There’s a story about West Virginia that doesn’t make national headlines.
All across the state, small communities are building vibrant, dynamic rural spaces using volunteer power. If you travel around the state, you’ll find this story in action over and over again. But if you just fly over—or only see the high-profile articles covering West Virginia—you would never know that today, a wave of community transformation is underway.
But if you just fly over—or only see the high-profile articles covering West Virginia—you would never know that today, a wave of community transformation is underway.
At the WV Community Development Hub, the positive momentum that comes with community revitalization is evident in the dozens of communities we work with and support across the state. Each of these places has a team of community volunteers—sometimes just five people, sometimes dozens—who come together week after week to build plans for community change. Our volunteers create plans and then implement them, one project at a time, over months and years.
In Princeton, just ten miles from the border with Southwest Virginia, the Princeton Renaissance Project has been working for the last ten years to revitalize their community through initiatives involving public art, redeveloping downtown buildings to entice local businesses to relocate to the heart of their town, and community-wide events like the Halloween Mercer Monster Mash and the New Year’s Eve Downtown Countdown which attract thousands of residents and visitors to explore and enjoy downtown Princeton.
Greg Puckett, a county commissioner and director of the local family resource network, has personally put in thousands of hours painting murals around the town. These murals are a dramatic physical display of the community energy and vitality that pulses through downtown Princeton. For a town of less than 6,000 residents, the murals, dozens of new community events, and new businesses downtown have demonstrated how a team of volunteers, through visioning, planning and action can truly transform a community. And it’s happening in dozens of other places, too.
In 2009, residents in Huntington, WV launched Create Huntington, a grassroots network focused on spurring local residents to enact positive change in the community. While a multitude of initiatives and leaders have contributed to the city’s transformation over the past ten years—leading to Huntington being named America’s Best Community in a 2017 nationwide contest—the leadership, vision, and initiative of the Create Huntington volunteers has been a critical element. Create Huntington is a unique model of volunteer-led community change. It prioritizes community engagement and decision-making, creating multiple spaces for residents to engage, generate ideas and work on projects together, while being directed by a strategic plan and vision.

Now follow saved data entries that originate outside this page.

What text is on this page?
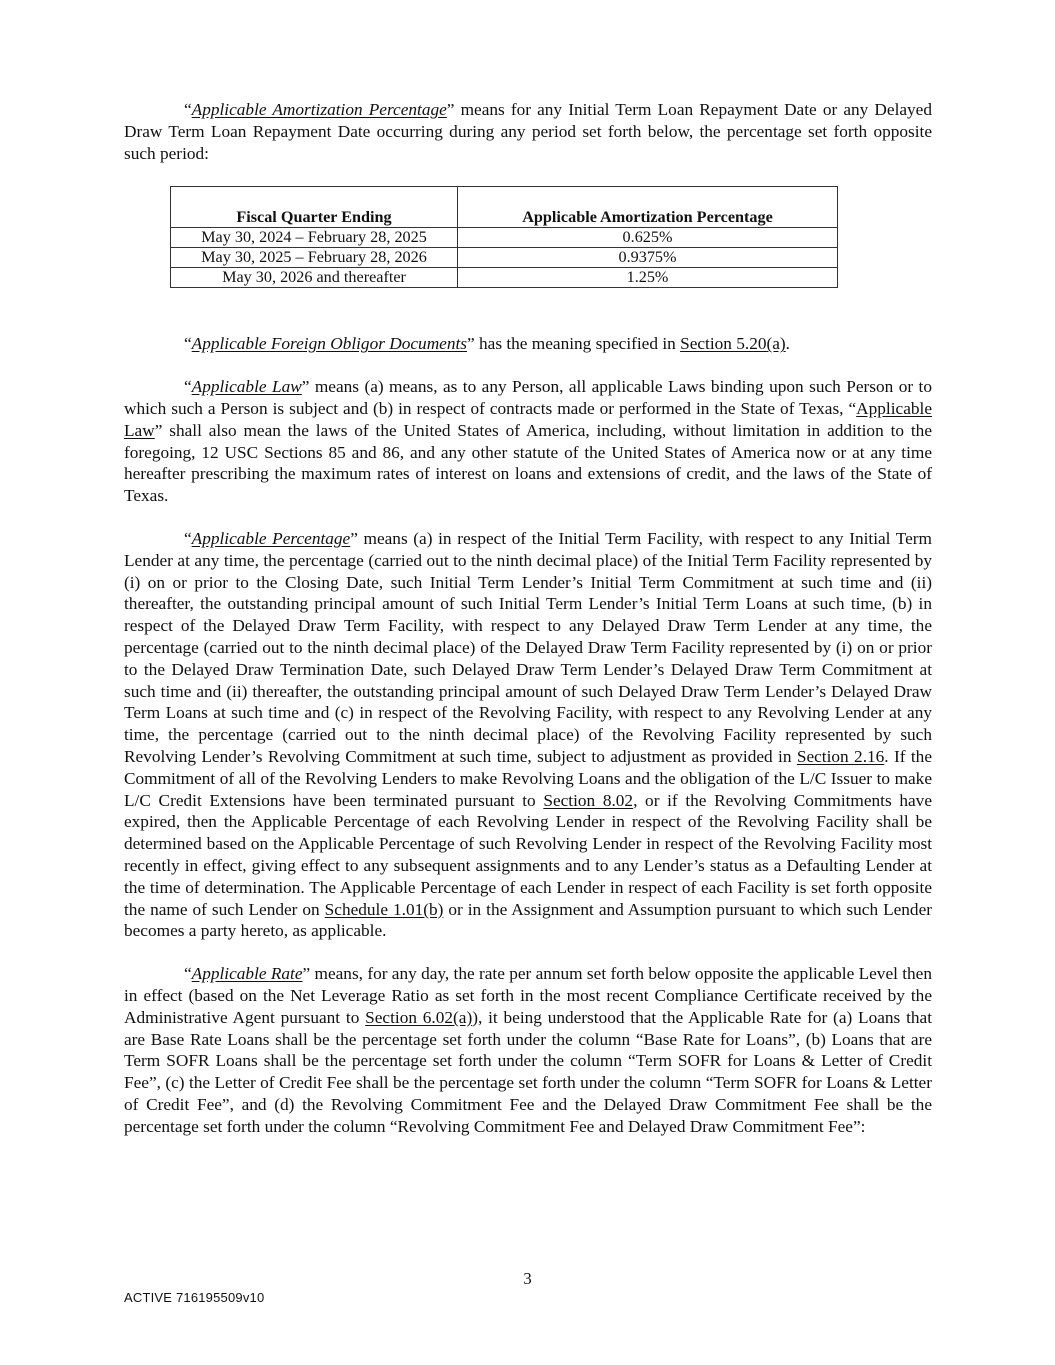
“Applicable Amortization Percentage” means for any Initial Term Loan Repayment Date or any Delayed Draw Term Loan Repayment Date occurring during any period set forth below, the percentage set forth opposite such period:

Fiscal Quarter Ending	Applicable Amortization Percentage
May 30, 2024 – February 28, 2025	0.625%
May 30, 2025 – February 28, 2026	0.9375%
May 30, 2026 and thereafter	1.25%

“Applicable Foreign Obligor Documents” has the meaning specified in Section 5.20(a).

“Applicable Law” means (a) means, as to any Person, all applicable Laws binding upon such Person or to which such a Person is subject and (b) in respect of contracts made or performed in the State of Texas, “Applicable Law” shall also mean the laws of the United States of America, including, without limitation in addition to the foregoing, 12 USC Sections 85 and 86, and any other statute of the United States of America now or at any time hereafter prescribing the maximum rates of interest on loans and extensions of credit, and the laws of the State of Texas.

“Applicable Percentage” means (a) in respect of the Initial Term Facility, with respect to any Initial Term Lender at any time, the percentage (carried out to the ninth decimal place) of the Initial Term Facility represented by (i) on or prior to the Closing Date, such Initial Term Lender’s Initial Term Commitment at such time and (ii) thereafter, the outstanding principal amount of such Initial Term Lender’s Initial Term Loans at such time, (b) in respect of the Delayed Draw Term Facility, with respect to any Delayed Draw Term Lender at any time, the percentage (carried out to the ninth decimal place) of the Delayed Draw Term Facility represented by (i) on or prior to the Delayed Draw Termination Date, such Delayed Draw Term Lender’s Delayed Draw Term Commitment at such time and (ii) thereafter, the outstanding principal amount of such Delayed Draw Term Lender’s Delayed Draw Term Loans at such time and (c) in respect of the Revolving Facility, with respect to any Revolving Lender at any time, the percentage (carried out to the ninth decimal place) of the Revolving Facility represented by such Revolving Lender’s Revolving Commitment at such time, subject to adjustment as provided in Section 2.16. If the Commitment of all of the Revolving Lenders to make Revolving Loans and the obligation of the L/C Issuer to make L/C Credit Extensions have been terminated pursuant to Section 8.02, or if the Revolving Commitments have expired, then the Applicable Percentage of each Revolving Lender in respect of the Revolving Facility shall be determined based on the Applicable Percentage of such Revolving Lender in respect of the Revolving Facility most recently in effect, giving effect to any subsequent assignments and to any Lender’s status as a Defaulting Lender at the time of determination. The Applicable Percentage of each Lender in respect of each Facility is set forth opposite the name of such Lender on Schedule 1.01(b) or in the Assignment and Assumption pursuant to which such Lender becomes a party hereto, as applicable.

“Applicable Rate” means, for any day, the rate per annum set forth below opposite the applicable Level then in effect (based on the Net Leverage Ratio as set forth in the most recent Compliance Certificate received by the Administrative Agent pursuant to Section 6.02(a)), it being understood that the Applicable Rate for (a) Loans that are Base Rate Loans shall be the percentage set forth under the column “Base Rate for Loans”, (b) Loans that are Term SOFR Loans shall be the percentage set forth under the column “Term SOFR for Loans & Letter of Credit Fee”, (c) the Letter of Credit Fee shall be the percentage set forth under the column “Term SOFR for Loans & Letter of Credit Fee”, and (d) the Revolving Commitment Fee and the Delayed Draw Commitment Fee shall be the percentage set forth under the column “Revolving Commitment Fee and Delayed Draw Commitment Fee”:

3
ACTIVE 716195509v10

Create Huntington is a unique model of volunteer-led community change. It prioritizes community engagement and decision-making, creating multiple spaces for residents to engage, generate ideas and work on projects together, while being directed by a strategic plan and vision
And the group is not afraid to get creative! In 2017, Create Huntington held #WeBAM, a strategic plan launch that was disguised as a two-day party combining art walks, takeovers of abandoned buildings, food trucks, vendors, and lots and lots of music. The examples from across the state are too numerous to list. We do our best to highlight them each week on The Hub’s blog.
But whether the action is underway in small cities, rural towns, or somewhere in between, we see the same basic steps undertaken for long-term transformation:
- A team of people come together who care deeply about their community and are ready to put some sweat equity into projects to make it better.
- That team is constantly inviting new people to get engaged, and creates open spaces for dialogue, discussion, planning, and project teams to get together.
- They make it fun. Community transformation works when it’s not just work, but it’s fun and inspiring. Projects that combine art, music, and community change are the ones that often engage the most people.
- And they keep at it! The work takes not just years, but decades. There will be setbacks, conflicts and challenges. But the communities—and the volunteers―who keep showing up, work through challenges, and who keep focused on the goal of community change are the ones who can look back after ten years and celebrate transformative impact.
At The Hub, we are inspired every single day by the leadership that we see from residents in West Virginia communities. We are lucky to get to work with them and support them. And we will keep shouting from the rooftops that there is a secret story about this place that most people aren’t hearing: it’s a place of inspiration, change, and leadership.